Wayne Gerichten is heading to the Bahamas for the PokerStars Live Championship after winning a PokerStarsNJ freeroll.
With just two tables of players left in the PokerStars Festival Atlantic City Main Event in November, Wayne Gerichten was laughing, joking and having the time of his life. Having won his way into the $1,100 buy-in event on a freeroll on PokerStarsNJ.com, Gerichten was a little bit more relaxed than some of the others.

Just two years earlier he was diagnosed with liver disease and was told it was pretty far advanced. The 63-year-old has endured radiation treatments – more than 100 of them – and was left unable to continue working as a painter in South New Jersey, something he’d done for 20 years. Gerichten turned to online poker.

“I got into it mainly because when they diagnosed me two years ago I thought ‘Oh my god, I don’t have any more to leave my son’. I don’t want to leave him broke, I want him to have some funds here,” said Gerichten. “I play every day. I don’t work very much anymore. I had undergone a lot of radiation treatment for liver disease and it fatigued me so much that I wasn’t able to work too much so I was sitting home and I figured what better way to make some extra money than playing online?”

Gerichten focuses almost all of his time on playing smaller buy-in online tournaments, including the freeroll that got him into the Festival event in Atlantic City.

“I don’t play a whole lot of live tournaments, but I had qualified for the Festival in Resorts in Atlantic City. I went down to that and I thought that was the highlight of my career, playing with some of the pros like Chris Moneymaker, Jason Mercier, Vanessa Selbst,” said Gerichten. “I went down there thinking I was only going to be there one day, booked a room for one night and ended up staying for five days.”

Over the course of those five days, Gerichten outlasted 190 other before eventually busting in 18th place and walking away with $2,331. Each day his son, Wayne Jr., took an hour-long bus ride each way back and forth to Toms River, NJ so he could work at the pool hall he runs but be there to sweat his dad. One night they stayed up late scouting one of his opponents.

“We saw the list the night before of where I was going to be sitting the next day and saw that Barry Greenstein was going to be at my table and I thought ‘oh boy here we go’. We sat up for five hours watching videos of Barry,” said Gerichten. ” I said ‘I want to see his style of play’. I’ve watched him many times on TV but never that close and I wanted to see his strategy, how he played, so we sat up until 5 o’clock in the morning watching videos of Barry Greenstein.”

The research paid off as Gerichten was the one to actually eliminate Greenstein from the tournament when his pocket kings held up against Greenstein’s pocket tens in an all in preflop confrontation. It just so happens that Greenstein is one of Gerichten’s favorite players and having the chance to play with him gave him an up-close look at what makes him successful.

“He’s such a great guy, he’s so quiet. I love his style of play. He’s quiet but aggressive, he knows when to make the moves,” said Gerichten. “It was great playing with him, it was exciting for me I wasn’t nervous in the least.”

Gerichten is going to have another shot at Greenstein, and maybe up to 1,000 other players, starting January 8 when he takes his seat in the PokerStars Live Championship Bahamas Main Event. And once again, Gerichten really has nothing to lose after winning his way into the $5,300 buy-in event on a PokerStarsNJ.com freeroll in November.

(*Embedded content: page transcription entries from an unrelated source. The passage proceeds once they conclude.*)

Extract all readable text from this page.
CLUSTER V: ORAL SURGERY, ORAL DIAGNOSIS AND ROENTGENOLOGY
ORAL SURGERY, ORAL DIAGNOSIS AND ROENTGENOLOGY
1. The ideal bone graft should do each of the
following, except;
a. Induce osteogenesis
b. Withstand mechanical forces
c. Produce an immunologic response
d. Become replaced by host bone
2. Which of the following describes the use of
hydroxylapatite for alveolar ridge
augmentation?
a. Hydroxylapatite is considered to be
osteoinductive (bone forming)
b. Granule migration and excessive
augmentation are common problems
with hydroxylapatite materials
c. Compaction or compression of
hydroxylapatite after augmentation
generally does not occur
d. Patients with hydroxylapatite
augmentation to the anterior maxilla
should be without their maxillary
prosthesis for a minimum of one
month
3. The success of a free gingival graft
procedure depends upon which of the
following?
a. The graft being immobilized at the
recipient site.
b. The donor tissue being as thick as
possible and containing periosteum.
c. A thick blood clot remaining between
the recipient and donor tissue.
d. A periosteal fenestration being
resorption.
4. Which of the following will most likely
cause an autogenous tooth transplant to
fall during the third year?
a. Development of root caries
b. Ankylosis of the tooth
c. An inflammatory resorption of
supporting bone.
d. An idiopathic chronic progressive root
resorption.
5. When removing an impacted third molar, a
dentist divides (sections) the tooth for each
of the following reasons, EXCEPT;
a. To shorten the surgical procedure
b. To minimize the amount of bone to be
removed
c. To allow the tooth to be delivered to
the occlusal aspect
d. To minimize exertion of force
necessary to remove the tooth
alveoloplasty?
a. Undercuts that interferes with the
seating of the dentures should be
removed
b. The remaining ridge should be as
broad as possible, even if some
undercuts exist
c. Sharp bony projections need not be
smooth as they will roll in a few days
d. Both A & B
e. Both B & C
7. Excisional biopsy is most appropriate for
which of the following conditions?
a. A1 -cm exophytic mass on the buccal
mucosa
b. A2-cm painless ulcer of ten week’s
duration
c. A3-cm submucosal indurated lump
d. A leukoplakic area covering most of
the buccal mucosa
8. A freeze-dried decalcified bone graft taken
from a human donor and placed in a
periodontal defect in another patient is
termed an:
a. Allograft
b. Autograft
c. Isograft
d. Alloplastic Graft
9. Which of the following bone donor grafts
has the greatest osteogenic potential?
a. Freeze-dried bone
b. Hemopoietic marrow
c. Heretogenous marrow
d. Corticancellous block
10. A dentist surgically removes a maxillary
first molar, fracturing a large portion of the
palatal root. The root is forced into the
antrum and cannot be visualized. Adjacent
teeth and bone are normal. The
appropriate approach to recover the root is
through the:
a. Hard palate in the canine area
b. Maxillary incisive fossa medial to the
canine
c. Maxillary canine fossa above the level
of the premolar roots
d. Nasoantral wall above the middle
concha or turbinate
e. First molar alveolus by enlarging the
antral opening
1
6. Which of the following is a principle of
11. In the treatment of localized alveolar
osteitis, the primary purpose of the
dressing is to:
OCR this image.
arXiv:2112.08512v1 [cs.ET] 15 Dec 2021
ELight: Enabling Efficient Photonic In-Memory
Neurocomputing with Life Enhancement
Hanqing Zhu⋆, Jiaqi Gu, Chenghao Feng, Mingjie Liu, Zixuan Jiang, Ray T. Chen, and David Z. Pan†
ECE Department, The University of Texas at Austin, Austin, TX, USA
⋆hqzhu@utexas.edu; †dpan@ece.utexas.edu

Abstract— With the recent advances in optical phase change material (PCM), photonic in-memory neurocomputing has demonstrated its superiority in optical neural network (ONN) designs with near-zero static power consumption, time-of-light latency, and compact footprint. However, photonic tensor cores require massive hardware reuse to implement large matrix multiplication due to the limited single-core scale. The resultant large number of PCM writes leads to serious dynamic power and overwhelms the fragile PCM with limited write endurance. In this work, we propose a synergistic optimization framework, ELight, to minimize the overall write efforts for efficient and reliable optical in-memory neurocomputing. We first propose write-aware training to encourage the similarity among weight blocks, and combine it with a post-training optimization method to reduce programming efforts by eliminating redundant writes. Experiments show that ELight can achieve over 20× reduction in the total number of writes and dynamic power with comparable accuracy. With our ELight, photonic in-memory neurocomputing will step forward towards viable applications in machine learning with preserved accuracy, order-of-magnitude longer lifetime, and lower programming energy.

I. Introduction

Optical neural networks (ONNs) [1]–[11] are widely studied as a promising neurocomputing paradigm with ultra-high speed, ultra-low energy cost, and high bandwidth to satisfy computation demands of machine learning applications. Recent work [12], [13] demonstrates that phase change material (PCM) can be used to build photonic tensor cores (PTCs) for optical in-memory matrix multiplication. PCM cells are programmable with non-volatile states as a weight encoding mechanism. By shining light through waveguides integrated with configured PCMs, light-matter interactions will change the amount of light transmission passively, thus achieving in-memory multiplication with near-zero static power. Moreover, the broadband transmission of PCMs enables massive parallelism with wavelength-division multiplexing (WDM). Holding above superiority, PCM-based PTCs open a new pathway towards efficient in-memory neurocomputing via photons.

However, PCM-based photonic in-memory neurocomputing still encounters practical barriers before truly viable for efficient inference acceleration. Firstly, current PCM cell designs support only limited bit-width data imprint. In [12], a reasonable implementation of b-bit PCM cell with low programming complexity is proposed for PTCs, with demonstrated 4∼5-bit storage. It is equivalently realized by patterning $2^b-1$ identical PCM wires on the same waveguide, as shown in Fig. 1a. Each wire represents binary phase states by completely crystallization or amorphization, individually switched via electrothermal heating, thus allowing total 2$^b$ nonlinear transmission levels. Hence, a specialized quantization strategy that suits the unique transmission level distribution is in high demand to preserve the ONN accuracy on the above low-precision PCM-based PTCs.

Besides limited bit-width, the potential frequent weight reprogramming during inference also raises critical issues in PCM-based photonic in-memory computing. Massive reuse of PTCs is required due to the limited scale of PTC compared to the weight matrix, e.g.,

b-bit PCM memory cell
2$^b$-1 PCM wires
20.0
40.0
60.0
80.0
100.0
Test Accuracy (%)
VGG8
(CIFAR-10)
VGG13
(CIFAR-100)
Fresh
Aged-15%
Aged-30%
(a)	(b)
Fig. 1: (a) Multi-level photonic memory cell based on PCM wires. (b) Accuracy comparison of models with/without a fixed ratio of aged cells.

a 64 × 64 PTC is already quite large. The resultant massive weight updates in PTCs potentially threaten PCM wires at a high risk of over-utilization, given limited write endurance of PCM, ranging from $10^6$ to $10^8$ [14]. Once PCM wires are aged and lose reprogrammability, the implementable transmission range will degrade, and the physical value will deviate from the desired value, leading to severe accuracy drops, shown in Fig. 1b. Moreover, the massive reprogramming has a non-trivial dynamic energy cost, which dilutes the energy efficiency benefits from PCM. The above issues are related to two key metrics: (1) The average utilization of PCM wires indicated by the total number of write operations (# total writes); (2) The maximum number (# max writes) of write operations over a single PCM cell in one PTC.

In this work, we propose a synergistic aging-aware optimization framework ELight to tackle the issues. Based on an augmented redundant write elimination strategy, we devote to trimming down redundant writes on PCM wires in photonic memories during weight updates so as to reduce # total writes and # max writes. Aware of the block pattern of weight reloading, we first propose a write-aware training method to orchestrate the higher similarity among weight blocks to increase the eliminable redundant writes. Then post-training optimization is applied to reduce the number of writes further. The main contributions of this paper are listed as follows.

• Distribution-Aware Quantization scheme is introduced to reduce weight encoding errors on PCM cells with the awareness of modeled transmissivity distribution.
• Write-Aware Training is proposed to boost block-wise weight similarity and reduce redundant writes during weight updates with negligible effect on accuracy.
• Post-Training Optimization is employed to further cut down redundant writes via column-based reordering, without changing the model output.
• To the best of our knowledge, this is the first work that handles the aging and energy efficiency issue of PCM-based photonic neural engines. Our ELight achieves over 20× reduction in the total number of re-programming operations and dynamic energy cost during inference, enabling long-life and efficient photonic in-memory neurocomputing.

“It was a freeroll with 518 players and you had to be first – second place got $100, first place got the $11,000 package,” said Gerichten of the freeroll that happened just a few days after he got back to his Toms River house after wrapping up his PokerStars Live Festival run. “Scared money doesn’t win. It’s only first place – I didn’t want to take second place. I haven’t had a vacation in years, I needed to get the hell out there and enjoy the vacation and the tournament.”

The trip to the Bahamas comes at a time when Gerichten’s health is vastly improved, thanks largely to a dramatic change in his lifestyle.

“(It’s) pretty much in remission now. It came about because I had a skin cancer, so I was being treated for that and they found out through blood tests that I had liver disease,” said Gerichten. “I’ve been fine for the last year without any symptoms, any progression whatsoever, even though they said it was an advanced stage. I’ve changed my eating habits, the way I do things and I haven’t seen any real problems with that anymore.”

In the span of just about two months, Gerichten won the PokerStars Live Festival Atlantic City freeroll, finished 18th in the event, won the PokerStars Live Championship Bahamas Main Event seat freeroll and a $120 event at Borgata in Atlantic City on his birthday.

“It’s just been so much happening in the last six weeks poker-wise that it’s got me so psyched up to play more and more and more poker,” said Gerichten. “I just wish I could afford to play higher stakes, but hopefully I’ll do well in this Bahamas tournament and I’ll the money to back me for higher stakes tournaments.”